Mit Blick auf das Geschehen stehen in solchen Fällen, in denen jemand infolge des Unfalls gestorben ist, regelmäßig zwei Taten im Vordergrund: die fahrlässige Tötung und die anschließende Unfallflucht. Die Unfallflucht sieht die Rechtsprechung dabei als eigene Tat. Sie geht davon aus, dass jemand erst infolge des Unfalls beschließt, zu flüchten.

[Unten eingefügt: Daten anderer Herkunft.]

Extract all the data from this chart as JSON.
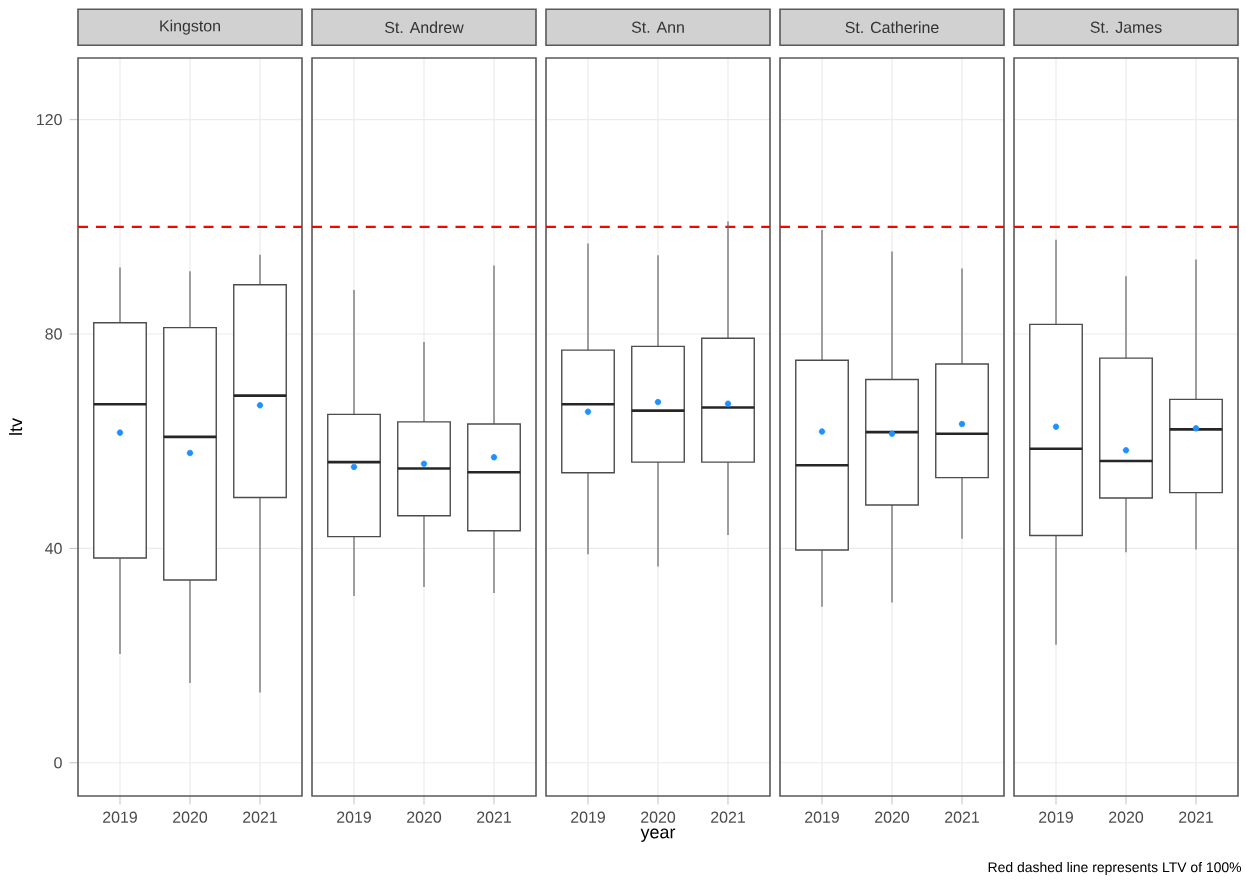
{
  "chart_data": [
    {
      "type": "box",
      "title": "Kingston",
      "ylabel": "ltv",
      "categories": [
        "2019",
        "2020",
        "2021"
      ],
      "ylim": [
        -6.2,
        131.5
      ],
      "yticks": [
        0,
        40,
        80,
        120
      ],
      "grid": true,
      "ref_lines": [
        {
          "axis": "y",
          "value": 100,
          "color": "#ff0000",
          "line_style": "dashed"
        }
      ],
      "boxes": [
        {
          "low": 20.3,
          "q1": 38.2,
          "median": 66.9,
          "q3": 82.1,
          "high": 92.4,
          "mean": 61.6
        },
        {
          "low": 14.9,
          "q1": 34.1,
          "median": 60.8,
          "q3": 81.2,
          "high": 91.7,
          "mean": 57.8
        },
        {
          "low": 13.1,
          "q1": 49.5,
          "median": 68.5,
          "q3": 89.2,
          "high": 94.8,
          "mean": 66.7
        }
      ]
    },
    {
      "type": "box",
      "title": "St. Andrew",
      "categories": [
        "2019",
        "2020",
        "2021"
      ],
      "ylim": [
        -6.2,
        131.5
      ],
      "yticks": [
        0,
        40,
        80,
        120
      ],
      "grid": true,
      "tick_labels": "x",
      "ref_lines": [
        {
          "axis": "y",
          "value": 100,
          "color": "#ff0000",
          "line_style": "dashed"
        }
      ],
      "boxes": [
        {
          "low": 31.1,
          "q1": 42.2,
          "median": 56.1,
          "q3": 65.0,
          "high": 88.2,
          "mean": 55.2
        },
        {
          "low": 32.8,
          "q1": 46.1,
          "median": 54.9,
          "q3": 63.6,
          "high": 78.5,
          "mean": 55.8
        },
        {
          "low": 31.7,
          "q1": 43.3,
          "median": 54.2,
          "q3": 63.2,
          "high": 92.8,
          "mean": 57.0
        }
      ]
    },
    {
      "type": "box",
      "title": "St. Ann",
      "xlabel": "year",
      "categories": [
        "2019",
        "2020",
        "2021"
      ],
      "ylim": [
        -6.2,
        131.5
      ],
      "yticks": [
        0,
        40,
        80,
        120
      ],
      "grid": true,
      "tick_labels": "x",
      "ref_lines": [
        {
          "axis": "y",
          "value": 100,
          "color": "#ff0000",
          "line_style": "dashed"
        }
      ],
      "boxes": [
        {
          "low": 38.9,
          "q1": 54.1,
          "median": 66.9,
          "q3": 77.0,
          "high": 96.9,
          "mean": 65.5
        },
        {
          "low": 36.6,
          "q1": 56.1,
          "median": 65.7,
          "q3": 77.7,
          "high": 94.7,
          "mean": 67.3
        },
        {
          "low": 42.5,
          "q1": 56.1,
          "median": 66.3,
          "q3": 79.2,
          "high": 101.0,
          "mean": 67.0
        }
      ]
    },
    {
      "type": "box",
      "title": "St. Catherine",
      "categories": [
        "2019",
        "2020",
        "2021"
      ],
      "ylim": [
        -6.2,
        131.5
      ],
      "yticks": [
        0,
        40,
        80,
        120
      ],
      "grid": true,
      "tick_labels": "x",
      "ref_lines": [
        {
          "axis": "y",
          "value": 100,
          "color": "#ff0000",
          "line_style": "dashed"
        }
      ],
      "boxes": [
        {
          "low": 29.1,
          "q1": 39.7,
          "median": 55.5,
          "q3": 75.1,
          "high": 99.4,
          "mean": 61.8
        },
        {
          "low": 29.9,
          "q1": 48.1,
          "median": 61.7,
          "q3": 71.5,
          "high": 95.4,
          "mean": 61.4
        },
        {
          "low": 41.8,
          "q1": 53.2,
          "median": 61.4,
          "q3": 74.4,
          "high": 92.2,
          "mean": 63.2
        }
      ]
    },
    {
      "type": "box",
      "title": "St. James",
      "categories": [
        "2019",
        "2020",
        "2021"
      ],
      "ylim": [
        -6.2,
        131.5
      ],
      "yticks": [
        0,
        40,
        80,
        120
      ],
      "grid": true,
      "tick_labels": "x",
      "ref_lines": [
        {
          "axis": "y",
          "value": 100,
          "color": "#ff0000",
          "line_style": "dashed"
        }
      ],
      "annotations": [
        "Red dashed line represents LTV of 100%"
      ],
      "boxes": [
        {
          "low": 22.0,
          "q1": 42.4,
          "median": 58.6,
          "q3": 81.8,
          "high": 97.6,
          "mean": 62.7
        },
        {
          "low": 39.3,
          "q1": 49.4,
          "median": 56.3,
          "q3": 75.5,
          "high": 90.8,
          "mean": 58.3
        },
        {
          "low": 39.8,
          "q1": 50.4,
          "median": 62.2,
          "q3": 67.8,
          "high": 93.9,
          "mean": 62.4
        }
      ]
    }
  ]
}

Jede Tat unterliegt dabei grundsätzlich ihrer eigenen Verjährung. Nach wie vielen Jahren eine Straftat verjährt, hängt vom Höchstmaß der dafür angedrohten Freiheitsstrafe ab. Das Strafgesetzbuch (StGB) sieht für die fahrlässige Tötung bis zu fünf Jahre Freiheitsstrafe vor (§ 222 StGB). Für die Unfallflucht drohen bis zu drei Jahre Freiheitsstrafe (§ 142 StGB). Da sich das Höchstmaß beider Straftaten somit zwischen einem Jahr und fünf Jahren bewegt, sieht das Strafgesetz eine Verjährungsfrist von fünf Jahren vor (§ 78 StGB).

Verjährungsbeginn der Taten kann unterschiedlich sein

Die Verjährungsfrist beginnt, sobald die Tat beendet ist. Eine Unfallflucht ist regelmäßig beendet, wenn sich jemand so vom Unfallort entfernt hat, dass er nicht mehr mit einer Identifizierung rechnen muss. Gehört zu einem Tatbestand dagegen ein Erfolg, wie etwa der Tod bei einer fahrlässigen Tötung, dann beginnt die Verjährung erst mit dem Zeitpunkt, wenn das Opfer an den Unfallfolgen verstirbt. Dies kann erst später der Fall sein. Die Verjährung kann sich somit unterscheiden.

Ohne eine eventuelle Unterbrechung oder ein Ruhen endet die Verjährung aber mit Ablauf der jeweils einschlägigen Verjährungsfrist am Ende des Tages, der dem Tag vorangeht, an dem die Verjährung begann. Grund dafür ist, dass der Tag des Verjährungsbeginns miteingerechnet wird. Auf eine am 1. November  2010 beginnende Verjährung bezogen bedeutet das, dass diese mit Ablauf des 31. Oktober 2015 eintritt.

Die Verjährung schließt dabei aus, die Tat zu ahnden bzw. zu bestrafen. Ein Verfahren wird bei festgestellter Verjährung vor der Anklageerhebung daher in der Regel eingestellt. Ob es dazu auch im Fall der Fahrerflucht in Witten kommt, hängt von den weiteren Ermittlungen ab. So etwa, ob ein Verdacht auf weitere Taten zutage tritt, die einer längeren Verjährungsfrist unterliegen, oder ob die Verjährung geruht hat bzw. unterbrochen wurde. Je nach Sachverhalt können auch zivilrechtliche Ansprüche wie insbesondere auf Schadenersatz im Raum stehen, die sich nach anderen Verjährungsregeln richten und sich eventuell noch durchsetzen lassen.

Unfallflucht bei nahezu jedem 22. Unfall mit Personenschaden

Das Statistische Bundesamt zählte im Jahr 2014 insgesamt 584.716 Straßenverkehrsunfälle mit Personenschaden. In 26.643 Fällen kam es dabei zu einer Unfallflucht. Das ergibt eine Quote von 4,5 Prozent, in denen bei Unfällen mit Personenschaden Unfallflucht begangen wird.